Collects comprehensive information about the agent's execution including message history, callback information, and agent metadata.

Output fields:

  • type - Component class name
  • gathered_at - ISO timestamp
  • name - Agent name
  • agent_type - Underlying agent framework class name
  • message_count - Number of messages in history
  • messages - Full message history as list of dicts
  • callbacks - List of callback class names attached to this agent
RETURNS DESCRIPTION
Dict[str, Any]

Dictionary containing agent execution traces.

How to use

This method is automatically called by Benchmark during trace collection. Framework-specific adapters can extend this to include additional data:

def gather_traces(self) -> Dict[str, Any]:
    return {
        **super().gather_traces(),
        "framework_specific_metric": self.agent.some_metric
    }

gather_usage

gather_usage() -> Usage

Gather usage with automatic cost calculation.

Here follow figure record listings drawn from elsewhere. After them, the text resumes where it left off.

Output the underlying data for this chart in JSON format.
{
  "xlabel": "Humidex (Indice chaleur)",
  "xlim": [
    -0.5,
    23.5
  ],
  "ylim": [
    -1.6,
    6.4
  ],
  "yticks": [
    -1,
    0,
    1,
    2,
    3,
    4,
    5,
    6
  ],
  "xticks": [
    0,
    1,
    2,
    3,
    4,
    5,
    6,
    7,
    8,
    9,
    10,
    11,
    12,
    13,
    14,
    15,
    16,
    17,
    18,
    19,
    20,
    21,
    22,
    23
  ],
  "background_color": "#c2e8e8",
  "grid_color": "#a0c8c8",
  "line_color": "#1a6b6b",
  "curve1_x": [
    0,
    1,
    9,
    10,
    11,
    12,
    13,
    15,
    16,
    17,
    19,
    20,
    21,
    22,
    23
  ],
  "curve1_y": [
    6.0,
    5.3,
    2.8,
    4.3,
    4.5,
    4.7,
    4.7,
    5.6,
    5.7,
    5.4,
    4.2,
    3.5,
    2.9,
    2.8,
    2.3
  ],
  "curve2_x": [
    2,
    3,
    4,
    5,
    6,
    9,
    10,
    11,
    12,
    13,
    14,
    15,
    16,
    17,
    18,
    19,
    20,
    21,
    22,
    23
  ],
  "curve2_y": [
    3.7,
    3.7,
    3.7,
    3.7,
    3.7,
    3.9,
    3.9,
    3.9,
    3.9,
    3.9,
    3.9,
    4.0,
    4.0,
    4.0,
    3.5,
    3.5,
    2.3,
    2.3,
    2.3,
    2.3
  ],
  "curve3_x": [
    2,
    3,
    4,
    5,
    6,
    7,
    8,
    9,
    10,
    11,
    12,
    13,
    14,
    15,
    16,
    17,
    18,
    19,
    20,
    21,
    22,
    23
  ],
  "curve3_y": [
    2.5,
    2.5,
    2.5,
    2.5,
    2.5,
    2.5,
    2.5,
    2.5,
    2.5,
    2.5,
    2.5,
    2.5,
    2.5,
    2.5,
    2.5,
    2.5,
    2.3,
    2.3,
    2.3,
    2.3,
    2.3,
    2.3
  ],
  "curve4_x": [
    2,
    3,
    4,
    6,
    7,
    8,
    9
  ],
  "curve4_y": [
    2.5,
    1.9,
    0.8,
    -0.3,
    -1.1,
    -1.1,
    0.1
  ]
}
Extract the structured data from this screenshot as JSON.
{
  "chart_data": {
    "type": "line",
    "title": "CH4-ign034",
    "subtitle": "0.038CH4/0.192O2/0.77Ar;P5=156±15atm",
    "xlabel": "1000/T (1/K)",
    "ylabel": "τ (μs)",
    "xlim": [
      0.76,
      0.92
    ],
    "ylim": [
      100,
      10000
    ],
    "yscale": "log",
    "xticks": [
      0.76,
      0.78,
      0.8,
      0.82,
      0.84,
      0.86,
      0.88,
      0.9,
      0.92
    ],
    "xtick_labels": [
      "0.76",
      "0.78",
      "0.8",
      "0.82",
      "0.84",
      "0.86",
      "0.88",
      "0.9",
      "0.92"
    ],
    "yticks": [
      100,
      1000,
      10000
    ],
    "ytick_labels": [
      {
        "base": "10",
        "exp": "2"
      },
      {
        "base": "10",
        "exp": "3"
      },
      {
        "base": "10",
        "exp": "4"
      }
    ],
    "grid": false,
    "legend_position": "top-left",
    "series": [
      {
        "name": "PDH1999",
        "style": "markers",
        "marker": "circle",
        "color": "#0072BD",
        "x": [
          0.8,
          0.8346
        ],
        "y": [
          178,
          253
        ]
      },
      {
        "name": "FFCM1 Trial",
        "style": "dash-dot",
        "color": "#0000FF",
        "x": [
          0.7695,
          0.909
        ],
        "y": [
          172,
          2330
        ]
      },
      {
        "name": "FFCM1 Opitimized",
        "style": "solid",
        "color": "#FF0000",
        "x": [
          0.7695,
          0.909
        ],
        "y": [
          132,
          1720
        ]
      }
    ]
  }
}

Calls _gather_usage() for raw token counts, then applies the cost calculator if one is available and cost is still 0.0.

The model_id used for cost calculation is resolved in order:

  1. Explicit model_id passed to __init__
  2. Auto-detected from the framework agent via _resolve_model_id()

Subclasses should override _gather_usage() (not this method) to provide framework-specific token extraction.

RETURNS DESCRIPTION
Usage

Usage (or TokenUsage) with cost filled in when possible.

get_messages

get_messages() -> MessageHistory

Get message history from LlamaIndex.

For agents with accessible memory, fetches from the agent's memory. Otherwise, returns cached messages from the last run.

RETURNS DESCRIPTION
MessageHistory

MessageHistory with converted messages

run

run(query: str) -> Any

Executes the agent and returns the result.